Convert binary to octal and octal to binary. Step-by-step 3-bit grouping, Unix file permissions decoder, common chmod values, and complete reference table.
Octal (base 8) uses digits 0-7, with each digit mapping to exactly 3 binary bits. This makes binary-to-octal conversion as straightforward as grouping bits in threes — similar to how hexadecimal groups bits in fours. Octal's most prominent modern use is in Unix/Linux file permissions, where chmod commands like 755, 644, and 777 control read, write, and execute access.
This converter provides instant bidirectional conversion between binary and octal, along with step-by-step visualization showing how each 3-bit group maps to its octal digit. For Unix users, the built-in permissions decoder translates any 3-digit octal value into its symbolic permission string (rwxr-xr-x) and explains what each digit means for owner, group, and other users.
Whether you are a Linux system administrator setting file permissions, a CS student learning number bases, or a programmer working with legacy systems that use octal notation, this tool handles conversion instantly while teaching the underlying mapping. The common permissions reference table covers the most frequently used chmod values with explanations.
The octal-binary mapping (3 bits per digit) is simpler than hex, but the real value of this tool is the Unix permissions integration. Enter a chmod value like 755 and instantly see the binary breakdown, symbolic notation, and what each permission level means — no need to memorize the permission table.

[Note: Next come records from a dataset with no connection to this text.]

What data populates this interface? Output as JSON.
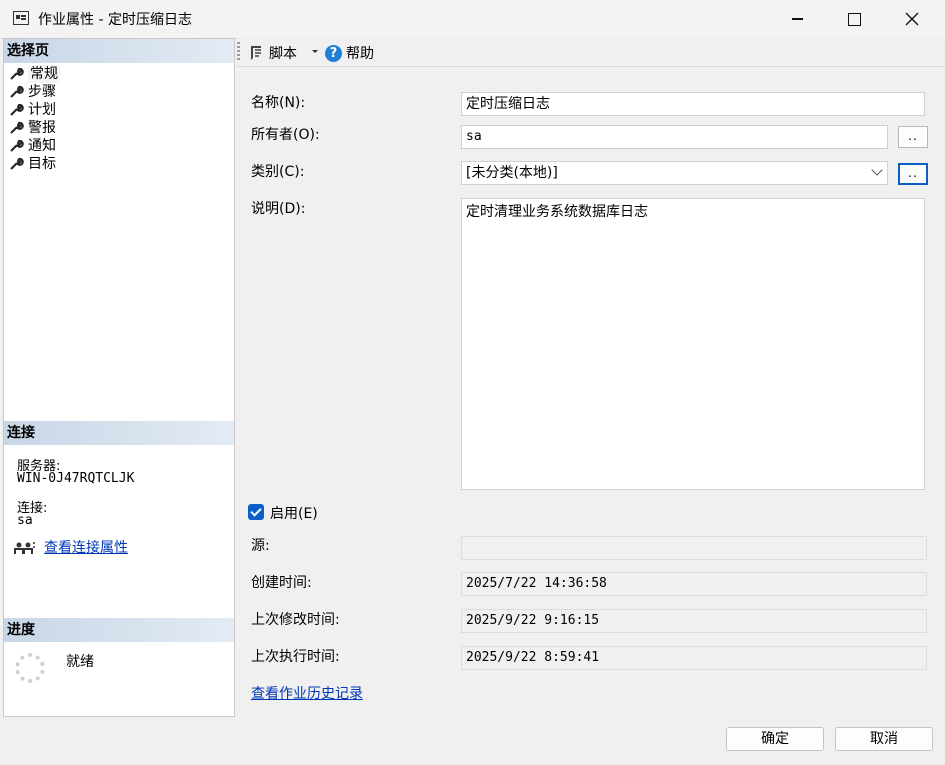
{
  "window": {
    "title": "作业属性 - 定时压缩日志"
  },
  "left": {
    "select_page_header": "选择页",
    "pages": [
      {
        "label": "常规",
        "selected": true
      },
      {
        "label": "步骤"
      },
      {
        "label": "计划"
      },
      {
        "label": "警报"
      },
      {
        "label": "通知"
      },
      {
        "label": "目标"
      }
    ],
    "connection_header": "连接",
    "server_label": "服务器:",
    "server_value": "WIN-0J47RQTCLJK",
    "connection_label": "连接:",
    "connection_value": "sa",
    "view_connection_link": "查看连接属性",
    "progress_header": "进度",
    "progress_status": "就绪"
  },
  "toolbar": {
    "script_label": "脚本",
    "help_label": "帮助"
  },
  "form": {
    "name_label": "名称(N):",
    "name_value": "定时压缩日志",
    "owner_label": "所有者(O):",
    "owner_value": "sa",
    "category_label": "类别(C):",
    "category_value": "[未分类(本地)]",
    "description_label": "说明(D):",
    "description_value": "定时清理业务系统数据库日志",
    "enabled_label": "启用(E)",
    "enabled": true,
    "source_label": "源:",
    "source_value": "",
    "created_label": "创建时间:",
    "created_value": "2025/7/22 14:36:58",
    "modified_label": "上次修改时间:",
    "modified_value": "2025/9/22 9:16:15",
    "executed_label": "上次执行时间:",
    "executed_value": "2025/9/22 8:59:41",
    "history_link": "查看作业历史记录",
    "browse_label": ".."
  },
  "buttons": {
    "ok": "确定",
    "cancel": "取消"
  },
  "colors": {
    "accent": "#0b5fc6",
    "link": "#0037b6",
    "header_gradient_start": "#c8d6e6"
  }
}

Binary to Octal: Group binary digits in groups of 3 from right, convert each group (000=0, 111=7). Octal to Binary: Replace each octal digit with its 3-bit binary equivalent. Unix: Each octal digit = r(4) + w(2) + x(1). E.g., 7 = rwx, 5 = r-x, 4 = r--
Result: 111 101 101 (binary) = rwxr-xr-x
755 in octal: 7=111 (rwx for owner), 5=101 (r-x for group), 5=101 (r-x for others). This is the standard permission for executable files and directories in Unix/Linux.
Octal was widely used in early computing when word sizes were multiples of 3 (6-bit, 12-bit, 36-bit). The PDP-8, one of the most popular minicomputers, used 12-bit words displayed as 4 octal digits. When 8-bit bytes and 16/32-bit words became standard, hexadecimal (which groups 4 bits) became more practical, but octal persists in Unix permissions.
Unix file permissions use 9 bits: 3 for owner, 3 for group, 3 for others. Each group has read (r=4), write (w=2), and execute (x=1) bits. The octal representation compresses each 3-bit group into a single digit. Special bits (setuid, setgid, sticky) use a fourth leading digit.
Incorrect permissions are a common security vulnerability. SSH private keys must be 600 or 400. Web-accessible directories should never be 777. The principle of least privilege says: grant the minimum permissions needed. Use `chmod -R` carefully — recursive permission changes can expose sensitive files.
Group binary digits in groups of 3 from right to left, padding with zeros if needed. Convert each group: 000=0, 001=1, 010=2, 011=3, 100=4, 101=5, 110=6, 111=7.
755 means owner has full access (7=rwx), group has read and execute (5=r-x), and others have read and execute (5=r-x). This is standard for web server directories and executable scripts.
Each permission set (read, write, execute) is 3 bits, and each octal digit represents exactly 3 bits. This makes octal a natural fit: one digit per permission group (owner, group, other).
644 (rw-r--r--) is for regular files: owner can read/write, everyone else read-only. 755 (rwxr-xr-x) adds execute permission, needed for directories (to enter them) and scripts (to run them).
Octal was more common historically in PDP-8 and other systems. Today it is used in Unix permissions, C/C++ octal literals, some assembly languages, and aviation transponder codes (squawk codes like 7700).
777 (rwxrwxrwx) gives everyone full read, write, and execute access — generally a security risk. It is sometimes used temporarily for debugging but should never be left on production files.